Verify fencing rejection on both topologies:

psql -c "UPDATE orders SET fencing_token = 50 WHERE order_id = 'ord_1';"
psql -c "UPDATE orders SET status='processing', fencing_token=42 \
         WHERE order_id='ord_1' AND fencing_token < 42;"
# Expected: UPDATE 0 — stale token correctly rejected regardless of which lock granted it

Failure scenarios and debugging

Failure Scenario Remediation Steps Observability Hooks
Single-instance primary fails over before the lock key replicates; new primary grants the same lock again Enforce a fencing token check at the resource so the second grant’s write is rejected even though the lock layer double-granted. If duplicates are financially significant, move to Redlock or an etcd lease. redis_failover_events_total (Counter); replication_lag_ms (Gauge, alert if > 100); duplicate_grant_detected_total at the resource fencing check
Redlock quorum flaps between 3-of-5 and 2-of-5 during a partial network partition Route to a circuit breaker that falls back to a database unique-constraint check while quorum is degraded. Alert rather than retrying indefinitely against a flapping quorum. lock_quorum_success_rate (Gauge, alert if < 99%); nodes_reached field on every acquisition log line
GC pause on the client host exceeds the Redlock validity window on either topology; holder resumes believing it still owns the lock Fencing token rejection at the resource is the only reliable defense — reducing TTL further does not close a GC-pause gap. Track p99 GC pause and compare against configured TTL headroom. stale_fencing_token_rejections_total (Counter); JVM/Go GC pause histogram; OTel span attribute lock.fencing_token
Clock skew between Redlock nodes shrinks the effective validity window below the actual processing time Run chronyd with maxpoll 6 on all 5 nodes; reject acquisition if any node’s TIME command reports more than 50 ms drift from the client’s monotonic clock. redis_clock_drift_ms (Gauge per node, alert if > 50); validity_window_negative_total (Counter)
Team assumes Redlock alone provides linearizable correctness and skips the resource-side fencing check Treat fencing token enforcement as a mandatory step in code review for any new lock integration, not an optional hardening pass. Document the Kleppmann critique in the runbook so the caveat survives team turnover. Code review checklist item; fencing_token field presence check in structured acquisition logs (alert if null)

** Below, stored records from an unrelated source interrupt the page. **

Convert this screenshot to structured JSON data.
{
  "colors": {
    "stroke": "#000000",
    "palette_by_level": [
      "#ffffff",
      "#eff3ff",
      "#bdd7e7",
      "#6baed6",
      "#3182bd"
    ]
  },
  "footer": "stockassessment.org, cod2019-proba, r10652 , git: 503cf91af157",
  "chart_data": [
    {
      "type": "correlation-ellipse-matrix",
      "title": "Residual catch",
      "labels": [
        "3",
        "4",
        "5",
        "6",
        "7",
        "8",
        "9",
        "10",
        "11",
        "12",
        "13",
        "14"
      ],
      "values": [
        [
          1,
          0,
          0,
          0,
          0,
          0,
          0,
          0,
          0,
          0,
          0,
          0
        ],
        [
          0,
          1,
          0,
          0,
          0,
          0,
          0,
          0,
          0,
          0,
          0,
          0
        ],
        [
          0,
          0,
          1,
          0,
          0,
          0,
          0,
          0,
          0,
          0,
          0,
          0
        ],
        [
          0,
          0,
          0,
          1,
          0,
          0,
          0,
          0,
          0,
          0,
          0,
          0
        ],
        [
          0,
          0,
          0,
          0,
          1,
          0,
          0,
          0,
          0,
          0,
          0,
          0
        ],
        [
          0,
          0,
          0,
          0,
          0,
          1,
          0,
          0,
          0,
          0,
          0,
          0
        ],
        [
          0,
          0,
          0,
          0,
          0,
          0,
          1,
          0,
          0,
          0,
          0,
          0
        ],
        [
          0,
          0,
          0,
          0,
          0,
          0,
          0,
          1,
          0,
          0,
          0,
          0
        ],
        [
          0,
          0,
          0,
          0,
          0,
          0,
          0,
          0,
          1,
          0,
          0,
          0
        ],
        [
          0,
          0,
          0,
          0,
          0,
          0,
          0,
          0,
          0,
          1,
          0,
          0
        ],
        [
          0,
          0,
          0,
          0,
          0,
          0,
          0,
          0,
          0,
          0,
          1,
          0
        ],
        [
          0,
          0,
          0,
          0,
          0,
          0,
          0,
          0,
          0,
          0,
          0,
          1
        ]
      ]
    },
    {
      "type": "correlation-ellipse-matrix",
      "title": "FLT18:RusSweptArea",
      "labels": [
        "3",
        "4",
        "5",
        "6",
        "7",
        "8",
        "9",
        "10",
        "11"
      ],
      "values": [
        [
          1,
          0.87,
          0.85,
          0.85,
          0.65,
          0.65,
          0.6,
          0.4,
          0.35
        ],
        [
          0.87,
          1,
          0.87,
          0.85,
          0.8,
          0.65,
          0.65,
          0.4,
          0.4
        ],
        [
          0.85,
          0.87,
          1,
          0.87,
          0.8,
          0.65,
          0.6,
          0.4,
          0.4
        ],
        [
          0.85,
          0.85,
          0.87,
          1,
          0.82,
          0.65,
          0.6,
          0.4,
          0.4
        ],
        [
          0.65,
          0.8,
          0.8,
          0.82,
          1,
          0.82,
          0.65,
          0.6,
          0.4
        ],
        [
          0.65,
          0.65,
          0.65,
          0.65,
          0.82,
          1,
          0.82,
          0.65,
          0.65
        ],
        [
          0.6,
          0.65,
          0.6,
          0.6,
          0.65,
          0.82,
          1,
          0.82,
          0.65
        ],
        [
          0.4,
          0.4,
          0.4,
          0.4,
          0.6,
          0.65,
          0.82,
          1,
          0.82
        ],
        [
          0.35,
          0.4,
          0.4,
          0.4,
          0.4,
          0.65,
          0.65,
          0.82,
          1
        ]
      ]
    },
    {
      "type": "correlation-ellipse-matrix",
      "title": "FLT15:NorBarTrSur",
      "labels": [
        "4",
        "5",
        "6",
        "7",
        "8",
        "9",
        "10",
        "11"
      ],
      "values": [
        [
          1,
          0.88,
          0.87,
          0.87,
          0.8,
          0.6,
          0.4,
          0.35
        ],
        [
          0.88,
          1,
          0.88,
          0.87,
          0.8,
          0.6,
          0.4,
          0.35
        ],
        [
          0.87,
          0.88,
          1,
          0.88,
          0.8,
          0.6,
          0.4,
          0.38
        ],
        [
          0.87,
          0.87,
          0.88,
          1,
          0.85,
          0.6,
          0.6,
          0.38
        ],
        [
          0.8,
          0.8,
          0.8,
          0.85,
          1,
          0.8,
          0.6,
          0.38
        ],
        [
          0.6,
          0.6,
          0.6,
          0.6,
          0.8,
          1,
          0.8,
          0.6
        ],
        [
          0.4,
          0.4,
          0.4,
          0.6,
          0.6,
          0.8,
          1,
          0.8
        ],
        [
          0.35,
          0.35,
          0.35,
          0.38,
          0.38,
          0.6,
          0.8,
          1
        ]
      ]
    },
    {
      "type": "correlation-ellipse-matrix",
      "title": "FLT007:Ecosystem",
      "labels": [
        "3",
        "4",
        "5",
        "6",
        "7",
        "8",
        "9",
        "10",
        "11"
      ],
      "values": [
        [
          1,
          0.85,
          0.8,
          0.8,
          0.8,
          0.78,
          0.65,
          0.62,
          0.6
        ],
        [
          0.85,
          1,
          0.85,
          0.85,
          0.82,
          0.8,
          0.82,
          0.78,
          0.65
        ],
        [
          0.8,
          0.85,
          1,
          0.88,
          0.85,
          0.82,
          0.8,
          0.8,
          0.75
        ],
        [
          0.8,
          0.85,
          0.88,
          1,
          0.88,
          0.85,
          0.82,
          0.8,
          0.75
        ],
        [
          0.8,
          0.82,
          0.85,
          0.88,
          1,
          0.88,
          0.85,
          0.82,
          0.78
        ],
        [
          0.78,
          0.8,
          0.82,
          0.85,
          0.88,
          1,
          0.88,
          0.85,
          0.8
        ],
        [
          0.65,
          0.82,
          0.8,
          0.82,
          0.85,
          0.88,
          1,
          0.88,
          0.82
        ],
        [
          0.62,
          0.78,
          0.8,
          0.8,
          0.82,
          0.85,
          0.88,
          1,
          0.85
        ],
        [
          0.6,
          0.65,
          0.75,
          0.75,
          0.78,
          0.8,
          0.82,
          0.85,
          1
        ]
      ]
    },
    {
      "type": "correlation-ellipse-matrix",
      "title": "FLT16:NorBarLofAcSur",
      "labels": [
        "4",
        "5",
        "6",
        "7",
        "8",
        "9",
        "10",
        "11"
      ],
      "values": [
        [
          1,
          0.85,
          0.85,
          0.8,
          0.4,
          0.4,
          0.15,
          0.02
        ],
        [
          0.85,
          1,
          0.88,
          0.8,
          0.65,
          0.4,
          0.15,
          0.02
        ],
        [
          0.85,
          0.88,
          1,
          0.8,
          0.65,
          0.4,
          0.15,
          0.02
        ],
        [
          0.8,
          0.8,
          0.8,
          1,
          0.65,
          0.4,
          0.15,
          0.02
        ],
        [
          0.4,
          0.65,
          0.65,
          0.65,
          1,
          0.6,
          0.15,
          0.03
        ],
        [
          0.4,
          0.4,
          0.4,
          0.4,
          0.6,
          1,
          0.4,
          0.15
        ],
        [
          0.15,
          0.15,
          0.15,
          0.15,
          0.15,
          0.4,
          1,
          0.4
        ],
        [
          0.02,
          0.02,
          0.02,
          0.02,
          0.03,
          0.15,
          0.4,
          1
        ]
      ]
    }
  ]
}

SRE / observability checklist

  1. lock_acquisition_latency_ms — Histogram (p50/p95/p99), tagged by topology (single | redlock). Redlock p99 should track the slowest reachable node, not the fastest.
  2. lock_quorum_success_rate — Gauge, Redlock only, rolling 5-minute window. Alert if < 99%.
  3. replication_lag_ms — Gauge, single-instance only. A rising lag directly widens the failover duplicate-grant window; alert if > 100 ms.
  4. stale_fencing_token_rejections_total — Counter at the resource layer, both topologies. Non-zero is expected occasionally; a sustained rate increase signals TTL or clock drift trouble, not the fencing check itself failing.
  5. redis_clock_drift_ms — Gauge per node, Redlock only. Alert if > 50 ms on any node.
  6. Structured log fields on every acquisitiontopology, resource, fencing_token, nodes_reached (Redlock) or replica_promoted (single-instance), ttl_ms.